O julgamento do pedido de cassação do deputado federal Deltan Dallagnol (Podemos-PR), previsto para a noite desta terça-feira (16) no Tribunal Superior Eleitoral (TSE), tem sido cercado de expectativa, pressão e apreensão, não só dentro da Corte, mas também no Congresso Nacional.
Segundo a coluna da jornalita Malu Gaspar, no GLOBO, o suspense aumentou depois que os gabinetes dos magistrados receberam, na segunda-feira (15) o voto do relator, ministro Benedito Gonçalves.
Isso porque, ao invés de disponibilizar os votos aos colegas por e-mail, como geralmente faz, Gonçalves adotou um procedimento peculiar que costuma ser mau presságio para investigados pela Justiça Eleitoral: enviou o voto impresso, num envelope lacrado, em uma estratégia adotada para evitar vazamentos.
“Geralmente envelopes não trazem boas notícias”, disse um integrante da Corte eleitoral ouvido reservadamente à reportagem.
O julgamento de hoje será um divisor de águas na carreira política do ex-coordenador da força-tarefa da Lava-Jato em Curitiba, já que os sete ministros do TSE vão decidir se cassam ou não o seu registro de candidatura e, portanto, o seu mandato. Deltan foi eleito em outubro com 344 mil votos, o mais votado do Paraná para uma cadeira na Câmara.
O pedido de cassação foi feito pelo PT. Na ação, o partido – um dos mais afetados pela Lava-Jato, em razão da prisão de Lula entre 2018 e 2019 — alega que Deltan não poderia ter abandonado a carreira para disputar a eleição porque respondia a processos disciplinares no âmbito do Conselho Nacional do Ministério Público (CNMP).
O argumento do PT é de que a Lei da Ficha Limpa torna inelegíveis os membros do MP que “tenham pedido exoneração ou aposentadoria voluntária na pendência de processo administrativo disciplinar”.
O procurador-geral eleitoral, Paulo Gonet, considera que a ação não tem cabimento e que Deltan não deve ser cassado porque não havia processo administrativo disciplinar pendente de análise no CNMP quando pediu a exoneração do cargo.
O PT, entretanto, alega que Deltan era alvo de outros procedimentos, como reclamações e sindicâncias disciplinares, e o acusa de abandonar a carreira para fugir das punições.

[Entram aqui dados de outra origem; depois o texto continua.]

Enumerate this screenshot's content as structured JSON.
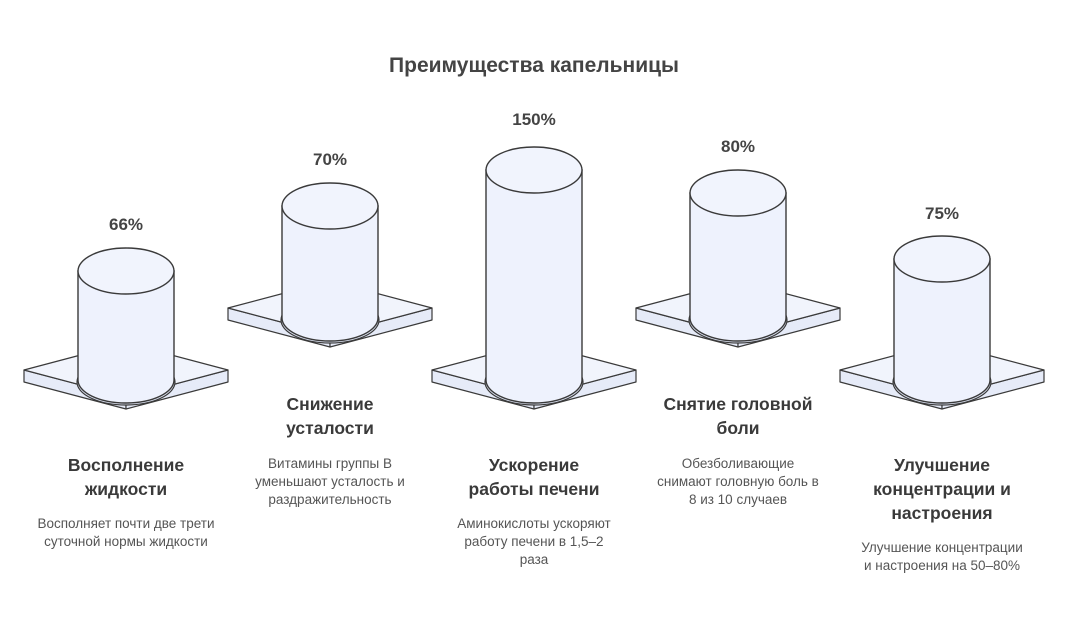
{
  "title": "Преимущества капельницы",
  "colors": {
    "cylinder_fill": "#eef2fd",
    "stroke": "#3a3a3a",
    "text": "#444444"
  },
  "items": [
    {
      "value": "66%",
      "heading": "Восполнение жидкости",
      "description": "Восполняет почти две трети суточной нормы жидкости"
    },
    {
      "value": "70%",
      "heading": "Снижение усталости",
      "description": "Витамины группы B уменьшают усталость и раздражительность"
    },
    {
      "value": "150%",
      "heading": "Ускорение работы печени",
      "description": "Аминокислоты ускоряют работу печени в 1,5–2 раза"
    },
    {
      "value": "80%",
      "heading": "Снятие головной боли",
      "description": "Обезболивающие снимают головную боль в 8 из 10 случаев"
    },
    {
      "value": "75%",
      "heading": "Улучшение концентрации и настроения",
      "description": "Улучшение концентрации и настроения на 50–80%"
    }
  ]
}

A estratégia de apresentar votos em envelopes tornou-se temida no TSE em razão de seu histórico. Um dos antecessores de Gonçalves, Herman Benjamin, também compartilhou seu voto pela cassação da chapa Dilma-Temer, na véspera do julgamento, em envelope lacrado, em 2017. O ministro Alexandre de Moraes fez a mesma coisa quando julgou uma série de ações que contestavam a Lei de Responsabilidade Fiscal no STF.
Moraes compartilhou antecipadamente, com os colegas, a íntegra do extenso voto, menos o ponto mais espinhoso, que foi colocar num envelope fechado: o que defendia a possibilidade de redução do salário de servidores públicos, para evitar o vazamento de um item tão impopular antes do julgamento.
Desde que o processo de Deltan Dallagnol foi incluído na pauta do TSE, a defesa de Deltan tem tentado marcar uma audiência com Benedito, sem sucesso. A reportagem apurou, porém, que o relator também não recebeu os representantes do PT, que são autores da ação.
O advogado Leandro Rosa, defensor de Deltan, diz ter “confiança na decisão da Justiça Eleitoral”.
“Reunimos todas as provas, temos certidões do CNMP, que demonstram o fato de que, quando o Deltan deixou a carreira dele no MP, quando pediu a exoneração, o próprio CNMP deu uma certidão dizendo que não havia nenhum processo administrativo disciplinar contra ele. O Deltan concorreu com o registro de candidatura dele. Não há dúvidas da elegibilidade”, afirma Rosa.